A few months ago, I wrote decoders for the PCM formats used by the Sega CD and Sega Saturn versions of the game Lunar: Eternal Blue1. I wanted to write up a few notes on the format of the Sega CD version’s uncompressed PCM format, and some interesting lessons I learned from it.
All files in this format run at a sample rate of 16282Hz. This unusual number is based on the base clock of the PCM chip. Similarly, the reason that samples are 8-bit signed instead of 16-bit is because this is the Sega CD PCM chip’s native format.

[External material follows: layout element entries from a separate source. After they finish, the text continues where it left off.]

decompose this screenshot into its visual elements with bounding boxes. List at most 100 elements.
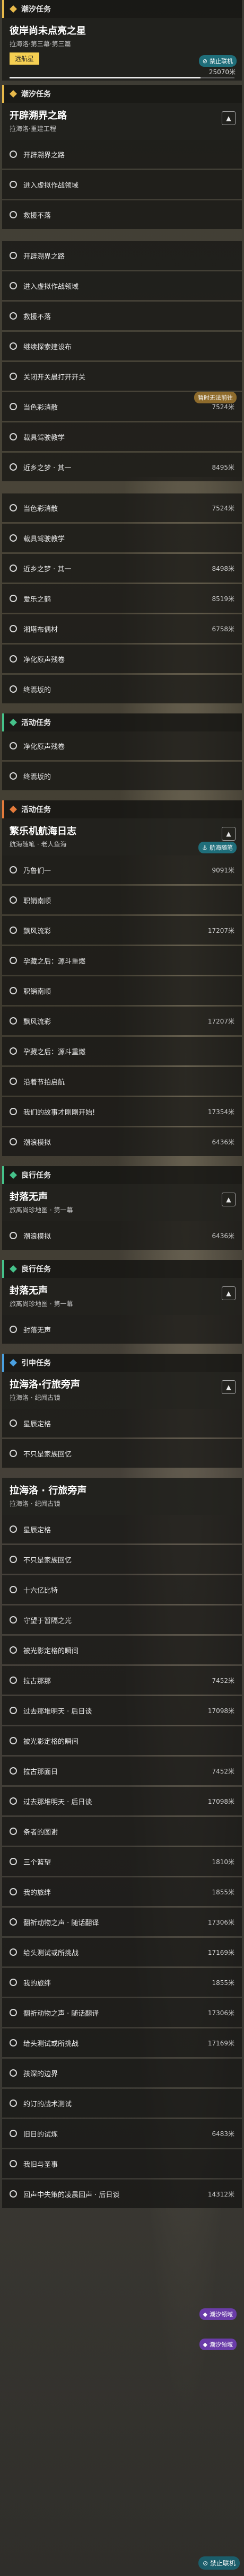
quest-step-item[interactable]: 载具驾驶教学 xyxy=(2,524,242,552)
quest-step-item[interactable]: 不只是家族回忆 xyxy=(2,1545,242,1574)
step-distance: 6436米 xyxy=(212,1232,234,1240)
quest-card-travel[interactable]: 拉海洛·行旅旁声 拉海洛 · 纪闻古镜 ▲ xyxy=(2,1372,242,1409)
step-label: 翻祈动物之声 · 随话翻译 xyxy=(23,2009,99,2018)
quest-card-travel-2[interactable]: 拉海洛 · 行旅旁声 拉海洛 · 纪闻古镜 xyxy=(2,1478,242,1515)
group-header-side-2[interactable]: 良行任务 xyxy=(2,1260,242,1278)
quest-step-item[interactable]: 回声中失策的凌晨回声 · 后日谈 14312米 xyxy=(2,2180,242,2208)
quest-step-item[interactable]: 飘风流彩 17207米 xyxy=(2,916,242,945)
quest-step-item[interactable]: 孩深的边界 xyxy=(2,2059,242,2087)
quest-step-item[interactable]: 开辟溯界之路 xyxy=(2,140,242,169)
step-circle-icon xyxy=(10,1419,17,1427)
quest-step-item[interactable]: 孕藏之后：源斗重燃 xyxy=(2,1037,242,1065)
quest-step-item[interactable]: 给头测试或所挑战 17169米 xyxy=(2,2028,242,2057)
step-circle-icon xyxy=(10,2130,17,2137)
group-header-event[interactable]: 活动任务 xyxy=(2,800,242,818)
quest-step-item[interactable]: 过去那堆明天 · 后日谈 17098米 xyxy=(2,1696,242,1725)
quest-step-item[interactable]: 当色彩消散 7524米 xyxy=(2,493,242,522)
collapse-icon[interactable]: ▲ xyxy=(222,1193,236,1206)
group-header-activity[interactable]: 活动任务 xyxy=(2,713,242,731)
quest-card-logbook[interactable]: 繁乐机航海日志 航海随笔 · 老人鱼海 ▲ ⚓ 航海随笔 xyxy=(2,818,242,855)
step-distance: 14312米 xyxy=(207,2190,234,2198)
quest-step-item[interactable]: 乃鲁们一 9091米 xyxy=(2,855,242,884)
quest-step-item[interactable]: 爱乐之鹤 8519米 xyxy=(2,584,242,613)
collapse-icon[interactable]: ▲ xyxy=(222,1286,236,1300)
quest-step-item[interactable]: 守望于暂隔之光 xyxy=(2,1605,242,1634)
quest-list[interactable]: 潮汐任务 彼岸尚未点亮之星 拉海洛·第三幕·第三篇 远航星 ⊘ 禁止联机 250… xyxy=(0,0,244,2210)
quest-card-frontier[interactable]: 开辟溯界之路 拉海洛·重建工程 ▲ xyxy=(2,103,242,140)
quest-step-item[interactable]: 被光影定格的瞬间 xyxy=(2,1726,242,1755)
quest-step-item[interactable]: 我们的故事才刚刚开始! 17354米 xyxy=(2,1097,242,1126)
quest-step-item[interactable]: 孕藏之后：源斗重燃 xyxy=(2,946,242,975)
quest-step-item[interactable]: 净化原声残卷 xyxy=(2,731,242,760)
quest-card-current[interactable]: 彼岸尚未点亮之星 拉海洛·第三幕·第三篇 远航星 ⊘ 禁止联机 25070米 xyxy=(2,18,242,81)
group-title: 潮汐任务 xyxy=(21,90,51,99)
quest-step-item[interactable]: 我的旅绊 1855米 xyxy=(2,1968,242,1997)
quest-step-item[interactable]: 翻祈动物之声 · 随话翻译 17306米 xyxy=(2,1998,242,2027)
quest-step-item[interactable]: 进入虚拟作战领域 xyxy=(2,170,242,199)
group-header-main[interactable]: 潮汐任务 xyxy=(2,85,242,103)
step-circle-icon xyxy=(10,595,17,602)
quest-step-item[interactable]: 进入虚拟作战领域 xyxy=(2,271,242,300)
step-circle-icon xyxy=(10,1888,17,1895)
group-header-tide[interactable]: 潮汐任务 xyxy=(2,0,242,18)
quest-step-item[interactable]: 救援不落 xyxy=(2,200,242,229)
quest-step-item[interactable]: 封落无声 xyxy=(2,1315,242,1344)
quest-step-item[interactable]: 三个篮望 1810米 xyxy=(2,1847,242,1876)
quest-step-item[interactable]: 十六亿比特 xyxy=(2,1575,242,1604)
quest-step-item[interactable]: 近乡之梦 · 其一 8498米 xyxy=(2,554,242,583)
quest-step-item[interactable]: 湘塔布偶材 6758米 xyxy=(2,614,242,643)
quest-step-item[interactable]: 旧日的试炼 6483米 xyxy=(2,2119,242,2148)
quest-step-item[interactable]: 近乡之梦 · 其一 8495米 xyxy=(2,453,242,481)
quest-step-item[interactable]: 给头测试或所挑战 17169米 xyxy=(2,1938,242,1966)
quest-step-item[interactable]: 星辰定格 xyxy=(2,1409,242,1437)
quest-step-item[interactable]: 约订的战术测试 xyxy=(2,2089,242,2118)
step-distance: 17098米 xyxy=(207,1797,234,1805)
quest-card-silent-2[interactable]: 封落无声 旅离尚珍地图 · 第一幕 ▲ xyxy=(2,1278,242,1315)
step-distance: 6436米 xyxy=(212,1138,234,1146)
quest-step-item[interactable]: 拉古那面日 7452米 xyxy=(2,1757,242,1785)
step-label: 继续探索建设布 xyxy=(23,343,72,351)
step-label: 孕藏之后：源斗重燃 xyxy=(23,957,86,966)
quest-step-item[interactable]: 潮浪模拟 6436米 xyxy=(2,1127,242,1156)
quest-step-item[interactable]: 星辰定格 xyxy=(2,1515,242,1543)
quest-step-item[interactable]: 条者的图谢 xyxy=(2,1817,242,1846)
step-circle-icon xyxy=(10,433,17,440)
quest-step-item[interactable]: 我旧与圣事 xyxy=(2,2149,242,2178)
quest-step-item[interactable]: 潮浪模拟 6436米 xyxy=(2,1221,242,1250)
group-header-side[interactable]: 良行任务 xyxy=(2,1166,242,1184)
quest-step-item[interactable]: 职销南顺 xyxy=(2,976,242,1005)
step-circle-icon xyxy=(10,2069,17,2077)
quest-step-item[interactable]: 飘风流彩 17207米 xyxy=(2,1007,242,1035)
step-label: 终焉坂的 xyxy=(23,773,51,781)
group-header-assoc[interactable]: 引申任务 xyxy=(2,1354,242,1372)
collapse-icon[interactable]: ▲ xyxy=(222,827,236,841)
quest-step-item[interactable]: 开辟溯界之路 xyxy=(2,241,242,270)
collapse-icon[interactable]: ▲ xyxy=(222,111,236,125)
quest-step-item[interactable]: 终焉坂的 xyxy=(2,762,242,790)
quest-step-item[interactable]: 终焉坂的 xyxy=(2,675,242,703)
quest-step-item[interactable]: 不只是家族回忆 xyxy=(2,1439,242,1468)
tide-domain-badge-2: ◆ 潮汐领域 xyxy=(199,2339,237,2350)
quest-step-item[interactable]: 救援不落 xyxy=(2,302,242,330)
quest-step-item[interactable]: 翻祈动物之声 · 随话翻译 17306米 xyxy=(2,1908,242,1936)
side-quest-icon xyxy=(10,1265,17,1273)
quest-step-item[interactable]: 被光影定格的瞬间 xyxy=(2,1636,242,1664)
quest-step-item[interactable]: 过去那堆明天 · 后日谈 17098米 xyxy=(2,1787,242,1815)
track-button[interactable]: 远航星 xyxy=(10,52,40,65)
quest-step-item[interactable]: 职销南顺 xyxy=(2,886,242,914)
step-distance: 6758米 xyxy=(212,625,234,633)
quest-step-item[interactable]: 沿着节拍启航 xyxy=(2,1067,242,1096)
quest-step-item[interactable]: 关闭开关晨打开开关 xyxy=(2,362,242,391)
quest-step-item[interactable]: 我的旅绊 1855米 xyxy=(2,1877,242,1906)
step-distance: 1855米 xyxy=(212,1979,234,1987)
collapse-icon[interactable]: ▲ xyxy=(222,1380,236,1394)
quest-step-item[interactable]: 载具驾驶教学 xyxy=(2,422,242,451)
quest-step-item[interactable]: 拉古那那 7452米 xyxy=(2,1666,242,1695)
step-label: 职销南顺 xyxy=(23,897,51,905)
step-label: 潮浪模拟 xyxy=(23,1232,51,1241)
quest-step-item[interactable]: 继续探索建设布 xyxy=(2,332,242,360)
step-label: 进入虚拟作战领域 xyxy=(23,283,79,291)
assoc-icon xyxy=(10,1359,17,1366)
quest-step-item[interactable]: 净化原声残卷 xyxy=(2,645,242,673)
quest-card-silent[interactable]: 封落无声 旅离尚珍地图 · 第一幕 ▲ xyxy=(2,1184,242,1221)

Each file is divided into a set of fixed-size frames; the header constitutes the first frame, and every group of samples constitutes the subsequent frames. These frames are set to a size of 2048 bytes—chosen because this is the exact size of a Mode 1 CD-ROM sector, and hence the most convenient chunk of data which can be read from a disc when streaming. This is also why the header takes up 2048 bytes, when the actual data stored within it uses fewer than 16 bytes.
Each frame of content contains 1024 samples. Because each sample takes up one byte in the original format, this means only half of a frame is used for content. The actual content is interleaved with 0 bytes. Despite seeming a pointless, inefficient use of space, this does serve a purpose by allowing for oversampling. The PCM chip’s datasheet lists a maximum frequency of 19800Hz, but this trick allows for pseudo-32564Hz playback.

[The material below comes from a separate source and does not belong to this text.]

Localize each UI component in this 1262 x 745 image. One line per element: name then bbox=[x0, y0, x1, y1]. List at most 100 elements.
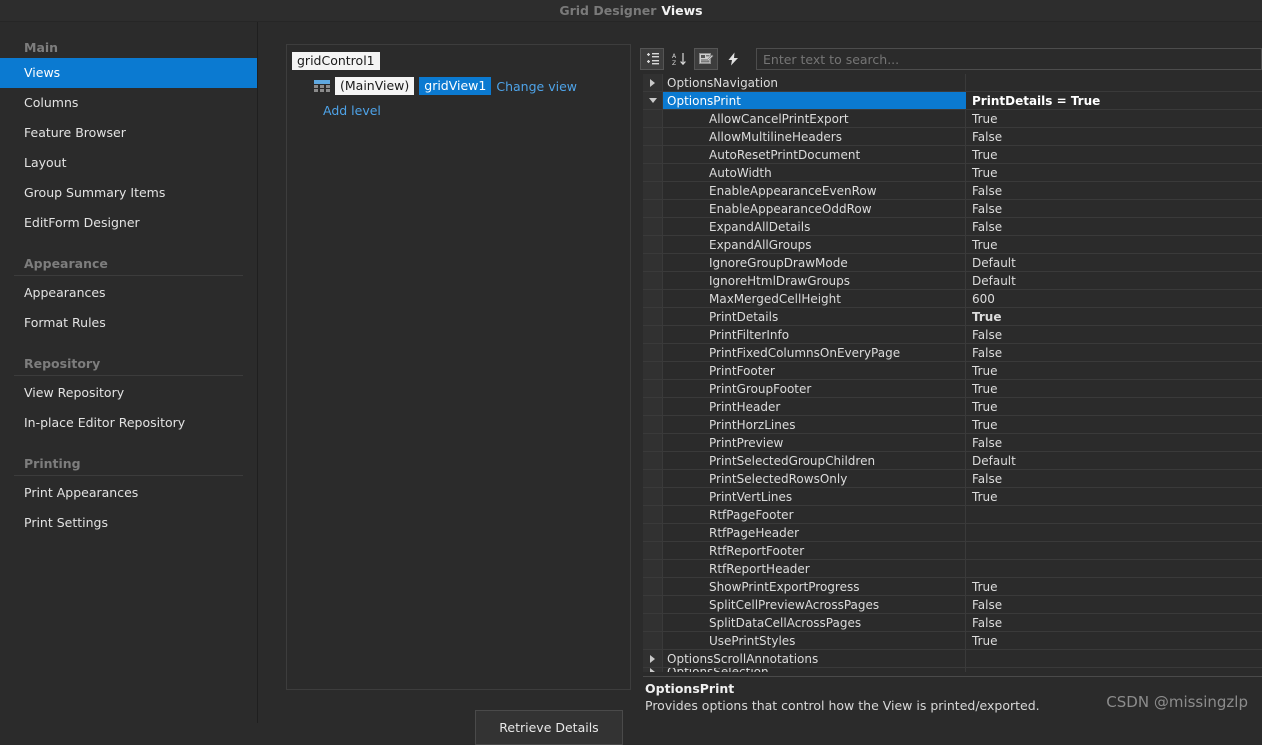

The format used in Lunar: Eternal Blue supports stereo playback, though only two songs are actually encoded in stereo2. Songs encoded in stereo interleave their content not every sample, as in most PCM formats, but every frame; one 2048-byte frame will contain 1024 left samples, the next frame will contain the matching 1024 right samples, and so forth. This was likely chosen because the PCM chip expects samples for only one output channel at a time, and doesn’t itself implement stereo support.
The loop format used is highly idiosyncratic. Loop starts are measured in bytes from the beginning of the header; that is, a position to seek to from the start of actual content. The loop end time, however, uses a different unit; loop end is measured in terms of the sample at which the loop ends, not the byte. Because one sample is stored for every two bytes, and because left/right samples in a stereo pair are counted numerically as the same sample, this means that this count differs from the byte position at the end of the song by a factor of either 2 or 4. This is a quirk of how the PCM playback routine works; it’s more efficient to keep track of the number of samples played instead of the bytes played, and therefore storing the data in that format means that no extra math has to be performed to determine if the end of a loop has been reached. Similarly, the treatment of left/right samples as being the same sample is likely an artifact of what was the simplest way for the PCM playback code to handle this condition.
Looking at these PCM files gave me a new appreciation for design, and helped me appreciate more how important it is to understand the reason behind design decisions. In a lot of ways this format feels like it should be “bad” design: it’s strange, it’s idiosyncratic, it’s internally inconsistent. But every single detail is carefully chosen; everything serves a purpose. Each of these idiosyncrasies was carefully chosen to solve a particular problem, or to ensure peak performance in a particular bottleneck. Given the restrictions of a 16-bit game console, all of these choices were necessary to be able to support constantly streaming audio like this in the first place. Aligning every single detail of a format or API with the job which needs to be done is its own kind of elegance—a kind of elegance I understand a little better now.